Release Type: General availability

In addition to high concurrency in notebooks, we'll also enable high concurrency in pipelines. This capability will allow you to run multiple notebooks in a pipeline with a single session.

Schema support and workspace in namespace in Lakehouse

Shipped (Q3 2024)

Release Type: Public preview

This will allow to organize tables using schemas and query data across workspaces.

Spark Native Execution Engine

Shipped (Q2 2024)

Release Type: Public preview

The native execution engine is a groundbreaking enhancement for Apache Spark job executions in Microsoft Fabric. This vectorized engine optimizes the performance and efficiency of your Spark queries by running them directly on your lakehouse infrastructure. The engine's seamless integration means it requires no code modifications and avoids vendor lock-in. It supports Apache Spark APIs and is compatible with Runtime 1.2 (Spark 3.4), and works with both Parquet and Delta formats. Regardless of your data's location within OneLake, or if you access data via shortcuts, the native execution engine maximizes efficiency and performance

Spark Connector for Fabric Data Warehouse

Shipped (Q2 2024)

Release Type: Public preview

Spark Connector for Fabric DW (Data Warehouse) empowers a Spark developer or a data scientist to access and work on data from Fabric Data Warehouse with a simplified Spark API, which literally works with just one line of code. It offers an ability to query the data, in parallel, from Fabric data warehouse so that it scales with increasing data volume and honors security model (OLS/RLS/CLS) defined at the data warehouse level while accessing the table or view. This first release will support reading data only and the support for writing data back will be coming soon.

Microsoft Fabric API for GraphQL

Shipped (Q2 2024)

Release Type: Public preview

API for GraphQL will allow Fabric data engineers, scientists, data solution architects to effortlessly expose and integrate Fabric data, for more responsive, performant and rich analytical applications, leveraging the power and flexibility of GraphQL.
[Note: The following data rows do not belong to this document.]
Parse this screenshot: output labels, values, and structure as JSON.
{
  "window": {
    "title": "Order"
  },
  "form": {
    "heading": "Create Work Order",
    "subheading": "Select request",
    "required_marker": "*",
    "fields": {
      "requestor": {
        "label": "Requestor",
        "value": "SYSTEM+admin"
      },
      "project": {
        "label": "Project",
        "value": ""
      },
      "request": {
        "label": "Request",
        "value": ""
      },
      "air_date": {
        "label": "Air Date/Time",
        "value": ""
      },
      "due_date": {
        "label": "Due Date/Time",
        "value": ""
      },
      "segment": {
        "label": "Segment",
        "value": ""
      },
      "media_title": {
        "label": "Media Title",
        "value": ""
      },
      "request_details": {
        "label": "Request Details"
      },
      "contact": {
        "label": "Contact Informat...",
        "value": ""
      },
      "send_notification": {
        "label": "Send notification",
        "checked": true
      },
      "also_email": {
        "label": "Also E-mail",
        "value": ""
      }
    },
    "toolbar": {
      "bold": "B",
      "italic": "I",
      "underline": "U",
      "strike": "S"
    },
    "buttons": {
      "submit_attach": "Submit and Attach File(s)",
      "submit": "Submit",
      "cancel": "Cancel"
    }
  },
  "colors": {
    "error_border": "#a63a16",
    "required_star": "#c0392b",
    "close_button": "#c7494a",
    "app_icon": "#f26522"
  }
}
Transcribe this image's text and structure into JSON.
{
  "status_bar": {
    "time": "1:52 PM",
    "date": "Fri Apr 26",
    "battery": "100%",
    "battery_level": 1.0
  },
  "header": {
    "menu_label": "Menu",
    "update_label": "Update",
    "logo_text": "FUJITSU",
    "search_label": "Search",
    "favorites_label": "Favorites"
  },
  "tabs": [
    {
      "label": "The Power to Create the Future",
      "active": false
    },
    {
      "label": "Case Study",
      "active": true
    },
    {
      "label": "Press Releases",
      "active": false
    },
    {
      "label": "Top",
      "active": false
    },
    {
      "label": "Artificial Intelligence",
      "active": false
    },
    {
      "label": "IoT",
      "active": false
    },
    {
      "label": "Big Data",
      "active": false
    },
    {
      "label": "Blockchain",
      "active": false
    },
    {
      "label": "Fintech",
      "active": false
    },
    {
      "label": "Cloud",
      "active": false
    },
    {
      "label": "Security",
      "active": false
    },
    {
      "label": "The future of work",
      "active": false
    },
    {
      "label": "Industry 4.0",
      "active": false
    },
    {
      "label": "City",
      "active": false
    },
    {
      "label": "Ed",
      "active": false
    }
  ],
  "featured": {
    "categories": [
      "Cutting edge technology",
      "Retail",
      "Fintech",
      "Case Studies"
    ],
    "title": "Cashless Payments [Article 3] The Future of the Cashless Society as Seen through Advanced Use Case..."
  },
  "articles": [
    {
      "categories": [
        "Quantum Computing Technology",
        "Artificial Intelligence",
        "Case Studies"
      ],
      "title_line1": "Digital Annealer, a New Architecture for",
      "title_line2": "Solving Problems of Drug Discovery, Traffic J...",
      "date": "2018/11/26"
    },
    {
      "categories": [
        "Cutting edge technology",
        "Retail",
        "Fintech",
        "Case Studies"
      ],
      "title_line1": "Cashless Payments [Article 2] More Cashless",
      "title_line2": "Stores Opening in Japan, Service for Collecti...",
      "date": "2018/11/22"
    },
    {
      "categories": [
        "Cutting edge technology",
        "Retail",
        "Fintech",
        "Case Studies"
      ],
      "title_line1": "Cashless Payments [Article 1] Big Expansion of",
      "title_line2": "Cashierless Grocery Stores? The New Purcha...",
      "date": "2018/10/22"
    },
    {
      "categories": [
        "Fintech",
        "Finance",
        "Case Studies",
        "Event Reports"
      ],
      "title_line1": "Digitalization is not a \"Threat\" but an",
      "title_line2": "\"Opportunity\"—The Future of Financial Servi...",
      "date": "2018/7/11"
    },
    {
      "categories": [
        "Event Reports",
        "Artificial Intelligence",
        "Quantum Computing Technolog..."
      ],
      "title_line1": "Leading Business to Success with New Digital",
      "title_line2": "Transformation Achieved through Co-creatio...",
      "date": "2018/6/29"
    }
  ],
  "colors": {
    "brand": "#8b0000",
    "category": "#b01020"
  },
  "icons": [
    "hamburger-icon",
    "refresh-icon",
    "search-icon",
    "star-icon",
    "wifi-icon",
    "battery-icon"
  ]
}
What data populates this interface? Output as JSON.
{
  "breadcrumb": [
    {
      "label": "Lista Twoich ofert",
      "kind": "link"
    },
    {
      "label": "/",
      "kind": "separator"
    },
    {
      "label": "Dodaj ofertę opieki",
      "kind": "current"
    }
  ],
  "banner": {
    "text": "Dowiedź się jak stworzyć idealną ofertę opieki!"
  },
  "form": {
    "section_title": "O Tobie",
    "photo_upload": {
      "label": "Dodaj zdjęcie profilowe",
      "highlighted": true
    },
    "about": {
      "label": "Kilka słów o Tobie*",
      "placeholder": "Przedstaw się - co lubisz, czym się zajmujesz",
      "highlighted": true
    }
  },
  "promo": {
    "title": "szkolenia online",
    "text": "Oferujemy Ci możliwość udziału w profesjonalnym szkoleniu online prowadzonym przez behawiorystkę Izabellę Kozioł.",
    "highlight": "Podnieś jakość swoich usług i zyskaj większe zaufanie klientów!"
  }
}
Create and attach environments

Shipped (Q2 2024)

Release Type: General availability

To customize your Spark experiences at a more granular level, you can create and attach environments to your notebooks and Spark jobs. In an environment, you can install libraries, configure a new pool, set Spark properties, and upload scripts to a file system. This gives you more flexibility and control over your Spark workloads, without affecting the default settings of the workspace. As part of GA, we're making various improvements to environments including API support and CI/CD integration.

Job Queueing for Notebook Jobs

Shipped (Q2 2024)

Release Type: General availability

This feature allows scheduled Spark Notebooks to be queued when Spark usage is at its maximum number of jobs it can execute in parallel and then execute once usage has dropped back below the maximum number of parallel jobs allowed.

Optimistic Job Admission for Fabric Spark

Shipped (Q2 2024)

Release Type: General availability

With Optimistic Job Admission, Fabric Spark only reserves the minimum number of cores that a job needs to start, based on the minimum number of nodes that the job can scale down to. This allows more jobs to be admitted if there are enough resources to meet the minimum requirements. If a job needs to scale up later, the scale up requests is approved or rejected based on the available cores in capacity.

Spark autotune

Shipped (Q1 2024)

Release Type: Public preview

Autotune uses machine learning to automatically analyze previous runs of your Spark jobs and tunes the configurations to optimize the performance. It configures how your data is partitioned, joined, and read by Spark. This way it will significantly improve the performance. We have seen customer jobs run 2x faster with this capability.